Cassini Hears Puzzling Lightning at Saturn
Lightning emits visible light as well as radio waves. Some of the radio waves propagate upwards and can be detected Cassini. Low-frequency radio waves are blocked by the planet's ionosphere, however.

Like Voyager before it, the Cassini spacecraft has detected lightning at Saturn, but it doesn't sound the same and scientists hope the episodic strikes will teach them something.

The NASA probe recorded the electrical activity on a radio receiver.

"We are detecting the same crackle and pop one hears when listening to an AM radio broadcast during a thunderstorm," said Bill Kurth, deputy principal investigator on the radio and plasma wave instrument from the University of Iowa. "These storms are dramatically different than those observed 20 years ago."

Voyager noted lightning from an extended storm system at low latitudes. It lasted for months and was much the same from one day to the next.

Cassini found lightning that is highly episodic. There are large variations in the occurrence of lightning from day to day, sometimes with little or no lightning. There are possibly several short-lived storms at mid-latitudes behind the readings, scientists said Thursday.

The root cause may be shadowy.

When Voyager visited Saturn, the rings cast a very deep shadow near the planet's equator. The atmosphere in a narrow band was permanently in shadow -- making it cold -- and located right next to the hottest part of Saturn's atmosphere. Turbulence between the hot and cold regions could have led to long-lived storms, scientists speculate.

Now it was summer in the southern hemisphere and the ring shadow is distributed widely over a large portion of the northern hemisphere. This causes the hottest and coldest regions to be far apart.

The Cassini observations could help scientists learn something about Saturn. The planet's ionosphere, a hot, ionized layer above the atmosphere, can block low-frequency radio waves. By measuring the lowest frequencies that can be detected by Cassini, scientists can determine the density of Saturn's ionosphere.

Cassini has made other findings, according to a NASA statement.

The craft discovered a new radiation belt just above Saturn's cloud tops, up to the inner edge of the D-ring. The belt extends around the planet. With this discovery, the radiation belts are shown to extend far closer to the planet than previously known.

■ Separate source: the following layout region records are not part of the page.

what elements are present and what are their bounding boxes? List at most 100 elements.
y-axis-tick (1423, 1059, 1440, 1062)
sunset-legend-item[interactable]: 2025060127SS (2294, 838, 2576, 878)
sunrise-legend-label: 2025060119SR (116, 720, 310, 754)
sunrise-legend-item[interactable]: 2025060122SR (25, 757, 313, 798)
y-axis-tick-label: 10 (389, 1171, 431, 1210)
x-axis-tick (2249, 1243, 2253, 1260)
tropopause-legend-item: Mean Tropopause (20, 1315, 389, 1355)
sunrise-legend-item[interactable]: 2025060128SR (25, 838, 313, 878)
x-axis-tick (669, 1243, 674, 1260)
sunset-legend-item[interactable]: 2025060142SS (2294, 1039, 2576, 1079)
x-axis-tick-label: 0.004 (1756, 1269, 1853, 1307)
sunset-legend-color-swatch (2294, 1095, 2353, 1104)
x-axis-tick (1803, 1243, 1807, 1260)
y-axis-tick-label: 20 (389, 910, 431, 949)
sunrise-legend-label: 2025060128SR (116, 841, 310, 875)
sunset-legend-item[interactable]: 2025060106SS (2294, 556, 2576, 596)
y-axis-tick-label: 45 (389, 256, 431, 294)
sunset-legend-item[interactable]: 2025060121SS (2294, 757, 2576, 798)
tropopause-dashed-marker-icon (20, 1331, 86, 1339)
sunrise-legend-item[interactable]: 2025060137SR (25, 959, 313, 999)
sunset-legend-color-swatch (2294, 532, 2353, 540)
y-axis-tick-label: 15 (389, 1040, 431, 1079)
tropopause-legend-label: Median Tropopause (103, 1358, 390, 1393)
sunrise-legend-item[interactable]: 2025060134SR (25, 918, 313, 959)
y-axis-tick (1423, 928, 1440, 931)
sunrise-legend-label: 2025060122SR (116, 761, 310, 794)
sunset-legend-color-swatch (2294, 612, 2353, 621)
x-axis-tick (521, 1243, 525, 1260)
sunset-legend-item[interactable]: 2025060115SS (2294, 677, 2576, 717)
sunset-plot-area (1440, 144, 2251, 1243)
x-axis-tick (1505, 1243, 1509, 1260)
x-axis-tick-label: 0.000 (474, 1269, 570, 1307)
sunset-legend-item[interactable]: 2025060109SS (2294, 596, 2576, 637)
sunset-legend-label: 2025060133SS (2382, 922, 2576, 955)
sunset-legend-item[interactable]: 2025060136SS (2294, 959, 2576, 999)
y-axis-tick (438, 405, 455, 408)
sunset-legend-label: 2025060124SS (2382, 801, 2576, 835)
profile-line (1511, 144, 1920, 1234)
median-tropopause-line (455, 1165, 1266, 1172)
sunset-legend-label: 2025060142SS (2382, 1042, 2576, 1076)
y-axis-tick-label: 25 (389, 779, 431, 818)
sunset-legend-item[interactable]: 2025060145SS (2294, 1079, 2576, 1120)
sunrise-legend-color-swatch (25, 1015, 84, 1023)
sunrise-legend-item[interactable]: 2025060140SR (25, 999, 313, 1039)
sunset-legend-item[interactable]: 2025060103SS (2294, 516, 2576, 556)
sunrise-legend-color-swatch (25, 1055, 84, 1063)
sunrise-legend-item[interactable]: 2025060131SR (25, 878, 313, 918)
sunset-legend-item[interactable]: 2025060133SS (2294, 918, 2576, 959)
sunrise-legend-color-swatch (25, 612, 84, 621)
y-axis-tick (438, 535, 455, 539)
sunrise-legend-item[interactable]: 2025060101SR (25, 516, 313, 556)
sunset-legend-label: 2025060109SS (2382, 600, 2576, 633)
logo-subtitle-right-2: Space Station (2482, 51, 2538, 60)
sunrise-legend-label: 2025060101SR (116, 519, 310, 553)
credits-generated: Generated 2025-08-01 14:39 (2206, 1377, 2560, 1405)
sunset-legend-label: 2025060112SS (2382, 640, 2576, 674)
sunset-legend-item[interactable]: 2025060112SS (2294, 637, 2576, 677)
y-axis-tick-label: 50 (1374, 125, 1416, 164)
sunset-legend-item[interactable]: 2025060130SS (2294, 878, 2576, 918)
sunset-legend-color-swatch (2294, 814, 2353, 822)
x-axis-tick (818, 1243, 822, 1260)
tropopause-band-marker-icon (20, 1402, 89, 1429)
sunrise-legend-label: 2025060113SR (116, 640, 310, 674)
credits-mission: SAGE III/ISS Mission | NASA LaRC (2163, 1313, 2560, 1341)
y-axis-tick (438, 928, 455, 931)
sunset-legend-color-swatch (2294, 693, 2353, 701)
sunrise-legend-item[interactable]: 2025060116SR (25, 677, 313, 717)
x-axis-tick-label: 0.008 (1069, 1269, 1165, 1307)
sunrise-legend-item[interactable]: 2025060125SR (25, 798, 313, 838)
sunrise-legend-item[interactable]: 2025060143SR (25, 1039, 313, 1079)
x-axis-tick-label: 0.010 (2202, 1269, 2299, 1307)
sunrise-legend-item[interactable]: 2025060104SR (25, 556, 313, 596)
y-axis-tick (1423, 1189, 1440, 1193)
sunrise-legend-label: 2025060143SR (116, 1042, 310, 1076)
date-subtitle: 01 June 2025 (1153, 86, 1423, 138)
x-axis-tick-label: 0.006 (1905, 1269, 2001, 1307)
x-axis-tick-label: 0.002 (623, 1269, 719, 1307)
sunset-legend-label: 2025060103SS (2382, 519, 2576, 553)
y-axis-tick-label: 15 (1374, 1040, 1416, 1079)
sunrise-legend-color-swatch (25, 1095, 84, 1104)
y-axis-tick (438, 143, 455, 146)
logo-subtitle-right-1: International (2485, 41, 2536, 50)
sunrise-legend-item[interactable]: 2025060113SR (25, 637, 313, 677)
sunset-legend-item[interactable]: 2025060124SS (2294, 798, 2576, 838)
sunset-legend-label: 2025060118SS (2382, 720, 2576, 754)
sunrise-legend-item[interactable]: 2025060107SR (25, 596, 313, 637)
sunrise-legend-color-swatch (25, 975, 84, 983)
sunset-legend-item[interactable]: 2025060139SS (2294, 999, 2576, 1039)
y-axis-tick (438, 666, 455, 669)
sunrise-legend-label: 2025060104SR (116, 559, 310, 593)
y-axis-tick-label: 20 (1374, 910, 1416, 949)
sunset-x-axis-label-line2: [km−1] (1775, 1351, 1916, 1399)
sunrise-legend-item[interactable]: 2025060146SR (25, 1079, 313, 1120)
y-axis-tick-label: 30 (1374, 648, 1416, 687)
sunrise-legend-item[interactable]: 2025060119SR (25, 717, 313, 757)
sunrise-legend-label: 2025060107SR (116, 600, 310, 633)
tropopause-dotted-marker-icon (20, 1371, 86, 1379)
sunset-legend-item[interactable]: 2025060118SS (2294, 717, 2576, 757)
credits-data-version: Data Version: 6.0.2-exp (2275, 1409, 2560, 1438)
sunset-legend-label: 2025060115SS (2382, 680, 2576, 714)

"This new radiation belt had eluded detection by any of the spacecraft that previously visited Saturn," said Donald Mitchell, who works on the magnetospheric imaging instrument out of the Johns Hopkins University Applied Physics Laboratory. "With its discovery we have seen something that we did not expect, that radiation belt particles can 'hop' over obstructions like Saturn's rings, without being absorbed by the rings in the process."

The spacecraft is also tasked with exploring Saturn's 31 known moons, including Titan, the largest. Cassini's visual and infrared mapping spectrometer captured Titan glowing both day and night, powered by emissions from methane and carbon monoxide gases in the moon's extensive, thick atmosphere.

"Not only is Titan putting on a great light show but it is also teaching us more about its dense atmosphere," said Kevin Baines, science team member for the visual and infrared mapping spectrometer at NASA's Jet Propulsion Laboratory. "What is amazing is that the size of this glow or emission of gases is a sixth the diameter of the planet."

The Sun-illuminated fluorescent glow of methane throughout Titan's upper atmosphere -- revealing the atmosphere's immense thickness and extending more than 435 miles (700 kilometers) above the surface, was expected. However, the nighttime glow, persistently shining over the night side of Titan, initially surprised scientists.

"These images are as if you were seeing Titan through alien eyes," Baines said. "Titan glows throughout the near-infrared spectrum. If you were an alien it would be hard to get a good night's sleep on Titan because the light would always be on."